Holthaus insisted, “The world's data center workloads still primarily run on Intel silicon, and we have a strong ecosystem, especially within enterprise. We are going to leverage these strengths as we work to stabilize our market share in 2025. One of the ways we'll do this is by reengaging the x86 ecosystem.”

She said the firm had to stem a “tide of share loss in the data centre” and would be “fighting for every socket.”

When it comes to the AI data center, "I will start by saying that this is an attractive market for us over time, but I am not happy with where we are today. On the one hand, we have a leading position as the host CPU for AI servers.”

However, hopes of closing the gap around GPUs with its Falcon Shores chip – which combines GPU and x86 in a single package - were shut down.
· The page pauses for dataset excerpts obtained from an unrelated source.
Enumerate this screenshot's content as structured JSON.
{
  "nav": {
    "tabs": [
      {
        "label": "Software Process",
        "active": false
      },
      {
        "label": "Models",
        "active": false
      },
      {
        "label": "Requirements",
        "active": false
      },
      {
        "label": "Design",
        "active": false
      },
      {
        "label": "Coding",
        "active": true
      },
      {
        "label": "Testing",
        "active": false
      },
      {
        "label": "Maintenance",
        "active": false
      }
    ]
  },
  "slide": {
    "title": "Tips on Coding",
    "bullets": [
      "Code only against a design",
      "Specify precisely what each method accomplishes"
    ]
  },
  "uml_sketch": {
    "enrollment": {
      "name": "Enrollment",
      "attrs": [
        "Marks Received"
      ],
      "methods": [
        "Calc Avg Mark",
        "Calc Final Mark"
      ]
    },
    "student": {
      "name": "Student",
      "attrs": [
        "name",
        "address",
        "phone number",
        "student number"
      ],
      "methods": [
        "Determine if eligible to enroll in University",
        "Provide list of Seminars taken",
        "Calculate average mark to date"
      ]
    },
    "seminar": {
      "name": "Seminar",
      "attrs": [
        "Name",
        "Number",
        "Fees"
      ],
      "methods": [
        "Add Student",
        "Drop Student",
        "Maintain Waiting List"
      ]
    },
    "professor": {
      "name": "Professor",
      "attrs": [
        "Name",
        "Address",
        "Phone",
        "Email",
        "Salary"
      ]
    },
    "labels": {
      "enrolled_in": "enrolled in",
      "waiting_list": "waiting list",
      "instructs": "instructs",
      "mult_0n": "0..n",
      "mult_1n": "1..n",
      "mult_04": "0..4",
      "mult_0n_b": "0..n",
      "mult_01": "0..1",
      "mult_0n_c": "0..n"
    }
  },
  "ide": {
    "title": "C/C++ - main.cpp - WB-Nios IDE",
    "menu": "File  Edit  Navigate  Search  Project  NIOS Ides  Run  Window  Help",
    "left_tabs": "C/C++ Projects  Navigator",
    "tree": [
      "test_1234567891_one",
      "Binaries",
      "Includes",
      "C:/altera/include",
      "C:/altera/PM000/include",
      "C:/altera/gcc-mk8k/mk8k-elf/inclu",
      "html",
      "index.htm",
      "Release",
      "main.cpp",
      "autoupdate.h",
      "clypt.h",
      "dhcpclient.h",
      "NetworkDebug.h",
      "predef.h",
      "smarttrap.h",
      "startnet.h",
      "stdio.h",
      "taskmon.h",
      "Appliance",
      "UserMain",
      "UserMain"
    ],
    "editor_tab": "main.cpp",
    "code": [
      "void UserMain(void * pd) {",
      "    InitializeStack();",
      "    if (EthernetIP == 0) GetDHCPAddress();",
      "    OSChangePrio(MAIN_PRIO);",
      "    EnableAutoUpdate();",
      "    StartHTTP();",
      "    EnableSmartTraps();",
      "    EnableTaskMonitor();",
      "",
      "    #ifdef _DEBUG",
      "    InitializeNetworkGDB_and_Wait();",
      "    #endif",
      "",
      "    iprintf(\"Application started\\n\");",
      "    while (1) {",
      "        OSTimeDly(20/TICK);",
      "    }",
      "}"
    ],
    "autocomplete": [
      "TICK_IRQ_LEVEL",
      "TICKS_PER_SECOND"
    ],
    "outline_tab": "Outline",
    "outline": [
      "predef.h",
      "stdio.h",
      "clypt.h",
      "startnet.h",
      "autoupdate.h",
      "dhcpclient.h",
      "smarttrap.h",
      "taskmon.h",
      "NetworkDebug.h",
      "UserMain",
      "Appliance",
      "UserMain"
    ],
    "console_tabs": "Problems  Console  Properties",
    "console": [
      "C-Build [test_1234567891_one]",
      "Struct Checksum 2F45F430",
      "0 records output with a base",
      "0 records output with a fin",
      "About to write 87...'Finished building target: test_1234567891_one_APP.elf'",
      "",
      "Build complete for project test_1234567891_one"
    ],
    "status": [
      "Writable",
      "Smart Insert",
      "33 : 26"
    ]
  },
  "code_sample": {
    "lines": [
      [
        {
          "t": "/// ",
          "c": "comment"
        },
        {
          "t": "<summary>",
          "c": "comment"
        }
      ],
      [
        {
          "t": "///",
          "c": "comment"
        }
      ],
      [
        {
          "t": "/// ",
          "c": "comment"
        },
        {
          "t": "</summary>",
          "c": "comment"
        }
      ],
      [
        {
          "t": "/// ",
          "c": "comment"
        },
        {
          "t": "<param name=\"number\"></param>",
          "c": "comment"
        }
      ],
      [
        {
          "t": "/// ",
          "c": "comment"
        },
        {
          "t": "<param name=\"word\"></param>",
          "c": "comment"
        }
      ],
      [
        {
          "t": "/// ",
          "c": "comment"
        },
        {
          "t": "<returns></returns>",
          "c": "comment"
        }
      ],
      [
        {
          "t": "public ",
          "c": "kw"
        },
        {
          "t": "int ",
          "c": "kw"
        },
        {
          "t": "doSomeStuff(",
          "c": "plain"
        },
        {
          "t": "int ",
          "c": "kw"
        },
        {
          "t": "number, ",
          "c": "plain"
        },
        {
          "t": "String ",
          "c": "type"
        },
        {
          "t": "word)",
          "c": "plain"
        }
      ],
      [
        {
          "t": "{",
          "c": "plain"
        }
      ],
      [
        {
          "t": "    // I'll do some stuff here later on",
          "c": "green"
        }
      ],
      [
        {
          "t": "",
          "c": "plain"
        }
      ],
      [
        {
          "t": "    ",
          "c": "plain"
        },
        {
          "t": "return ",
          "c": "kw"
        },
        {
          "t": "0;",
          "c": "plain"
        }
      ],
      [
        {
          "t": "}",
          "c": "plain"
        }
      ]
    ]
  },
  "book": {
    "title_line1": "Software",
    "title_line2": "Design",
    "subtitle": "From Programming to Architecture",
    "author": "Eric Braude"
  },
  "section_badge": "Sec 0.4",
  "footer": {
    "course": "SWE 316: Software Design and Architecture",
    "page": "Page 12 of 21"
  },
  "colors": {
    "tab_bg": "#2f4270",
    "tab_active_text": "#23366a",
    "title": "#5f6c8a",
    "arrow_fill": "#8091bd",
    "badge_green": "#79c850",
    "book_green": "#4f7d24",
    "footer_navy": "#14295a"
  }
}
“Based on industry feedback, we plan to leverage Falcon Shores as an internal test chip only without bringing it to market. This will support our efforts to develop a system-level solution at rack scale with [planned successor] Jaguar Shores to address the AI data center.”

That leaves Intel’s AI accelerator offering centred on Gaudi, the Habana Labs architecture it borged in 2019.

In Q/A, Holthaus added that “one of the things that we've learned from Gaudi is it's not enough to just deliver the silicon. We need to be able to deliver a complete rack scale solution.”

That will come with Jaguar Shores. But it seems unlikely Jaguar Shores will appear until next year. And that is a really extended time frame in the blisteringly fast AI market.

Afterall, earlier this week, Nvidia’s shareprice was just nudging $150. By the end of the week, it was around $124.65, giving it a market cap of $3trillion after the Deepseek inspired minimarketmeltdown.

By comparison, Intel’s market cap is stubbornly bumping around $86bn, just a fraction of what Nvidia lost in a day as the market panicked over the introduction of one new LLM.